Per tutti questi mesi i miei ex colleghi hanno organizzato le classiche rimpatriate. Io sono riuscita a partecipare solo a pochissime di esse, declinando gli altri inviti perché non mi sentivo a mio agio.

Come se mi portassi cucita sul petto la I di inetta, inadeguata, incapace,dopo mesi, di trovarsi un altro lavoro. Vorrei dirvi che è del tutto normale avere dei momenti di sconforto, e provare un profondo senso di inadeguatezza. Per esempio, nello scoprire presto che siamo troppo vecchie per la maggior parte degli annunci di lavoro che leggiamo (ma non era illegale discriminare in base all’età?).

Offerte di lavoro

Offerte di lavoro

Spero che non capiti a nessun’altra, ma temo sia  comune attendere per giorni e mesi che il telefono squilli: tralasciando le candidature spontanee, gli inserimenti nelle banche dati delle aziende, nei portali delle agenzie di selezione o similari e i CV che abbiamo distribuito a amici, ho risposto a circa 45 annunci: in tutto sono stata richiamata per un colloquio 7 volte.

In pochi altri rari casi, e spesso sotto mio sollecito, mi è stato risposto che era stata preferita una candidata più giovane, che avevano fatto crescere una risorsa interna, che non avevo tutte le caratteristiche cercate o che l’azienda aveva “ritirato” il job post. In tutti gli altri casi, come dico sempre io, tutto è finito nella nebulosa di Andromeda. Se sei fortunata, puoi controllare lo status della tua candidatura sui vari portali, scoprendo magari che la posizione di manager assistant per la quale ti eri candidata è stata chiusa, ma non saprai mai perché tu (che corrispondevi a ogni singola caratteristica cercata nell’annuncio) non sei nemmeno stata chiamata, anche solo per vedere che faccia avessi.

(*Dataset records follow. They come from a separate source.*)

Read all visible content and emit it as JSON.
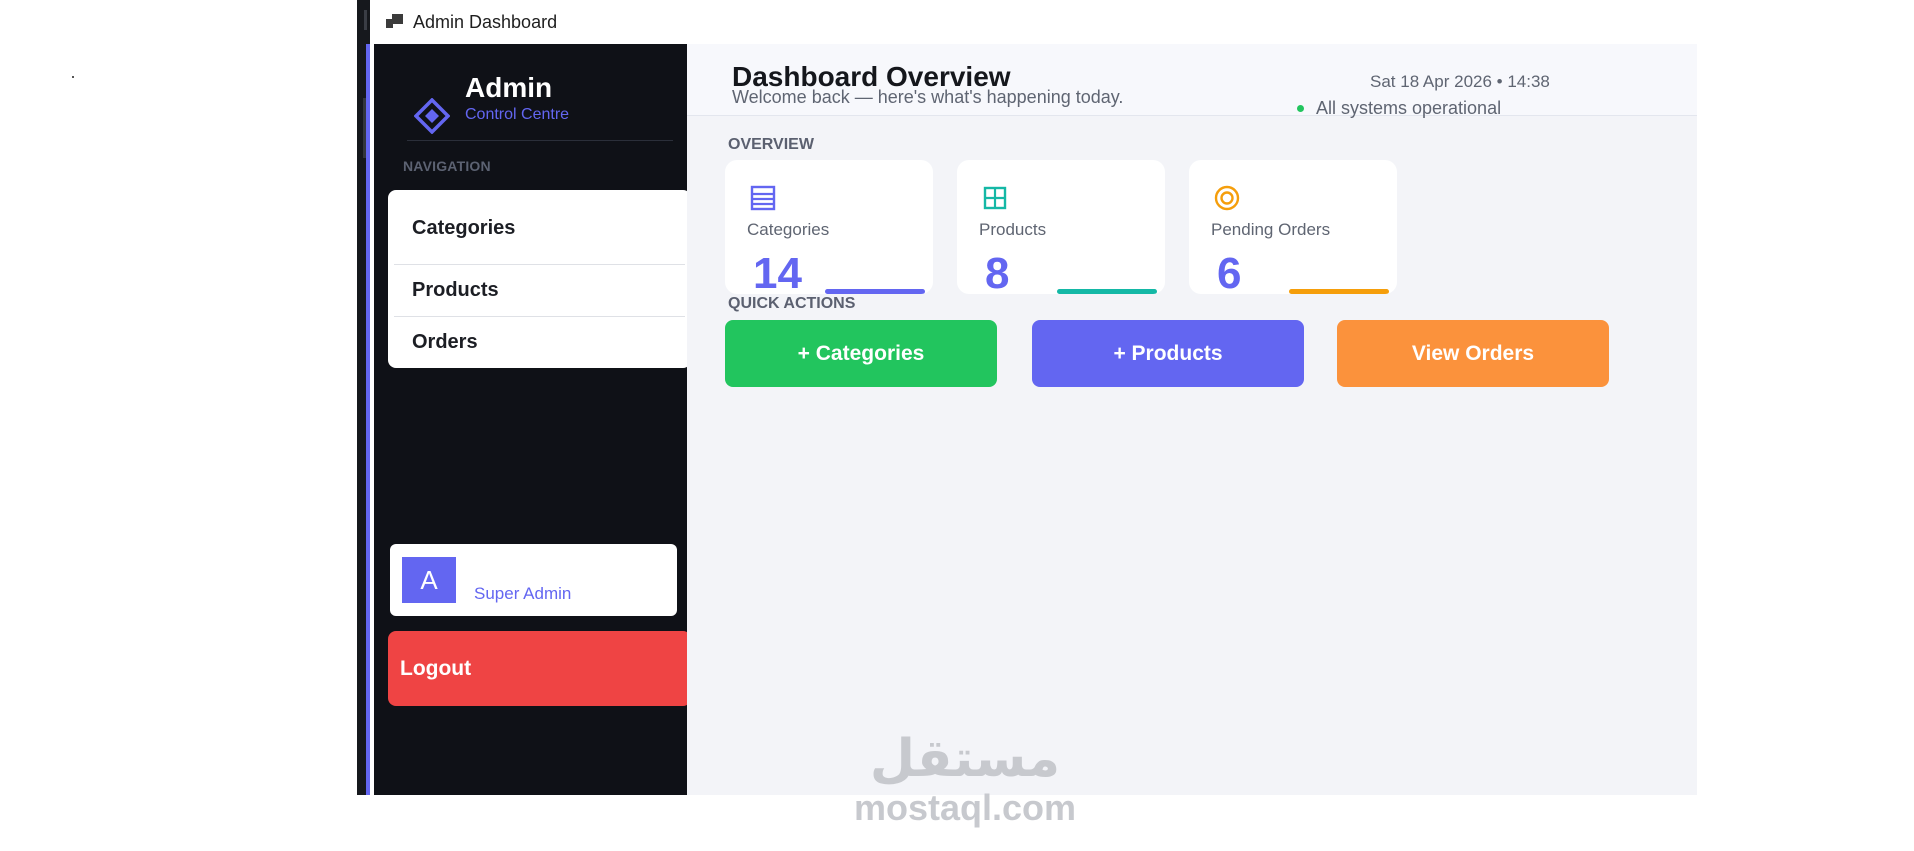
{
  "window": {
    "title": "Admin Dashboard"
  },
  "sidebar": {
    "brand_title": "Admin",
    "brand_subtitle": "Control Centre",
    "nav_heading": "NAVIGATION",
    "items": [
      {
        "label": "Categories"
      },
      {
        "label": "Products"
      },
      {
        "label": "Orders"
      }
    ],
    "user": {
      "avatar_letter": "A",
      "role": "Super Admin"
    },
    "logout_label": "Logout"
  },
  "header": {
    "title": "Dashboard Overview",
    "subtitle": "Welcome back — here's what's happening today.",
    "datetime": "Sat 18 Apr 2026  •  14:38",
    "status": "All systems operational"
  },
  "overview": {
    "label": "OVERVIEW",
    "cards": [
      {
        "label": "Categories",
        "value": "14",
        "icon": "list-icon",
        "accent": "#6366f1"
      },
      {
        "label": "Products",
        "value": "8",
        "icon": "grid-icon",
        "accent": "#14b8a6"
      },
      {
        "label": "Pending Orders",
        "value": "6",
        "icon": "target-icon",
        "accent": "#f59e0b"
      }
    ]
  },
  "quick_actions": {
    "label": "QUICK ACTIONS",
    "buttons": [
      {
        "label": "+ Categories",
        "color": "#22c55e"
      },
      {
        "label": "+ Products",
        "color": "#6366f1"
      },
      {
        "label": "View Orders",
        "color": "#fb923c"
      }
    ]
  },
  "watermark": {
    "arabic": "مستقل",
    "latin": "mostaql.com"
  }
}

Mi piacerebbe tanto capire il perché e il criterio che sta dietro a questo, e ci dedicherò il prossimo post, ma il risultato comunque è davvero un insieme di brutte, bruttissime giornate.

Sentirsi svilita quando si è disoccupata edopo tanti anni di lavoro, è normale.

Sentirsi dire che siamo “choosy” è oltremodo irritante.

Assistenti di direzione choosy?

Assistenti di direzione choosy?

Penso ai più giovani, non hanno forse il diritto di tentare almeno di lavorare nel settore per il quale hanno studiato? Per il quale i genitori magari hanno fatto tanti sacrifici?

E se invece, come me, si è un po’ più maturi (over 35-40 e oltre) :

  1. Perché non possiamo tentare di lavorare in un ambiente che ci sia congeniale, che ci piaccia, in cui metterci a lavorare con entusiasmo?
  2. Cercare un lavoro che non ci porti a due ore da casa quando magari abbiamo un figlio da crescere, è segno che siamo esigenti? Possiamo trovare un equilibrio vita-lavoro?
  3.  Più di ottanta CV inviati è segno che sono schizzinosa o esigente?

Dal canto mio posso solo dire che non dobbiamo arrenderci, che dobbiamo cercare di migliorare sempre (si veda post precedente), ma dovremo mettere in conto anche che ci sono delle logiche e delle dinamiche sulle quali noi non possiamo avere controllo o responsabilità e quindi cerchiamo di buttare questo fardello di autopunizione dietro le spalle!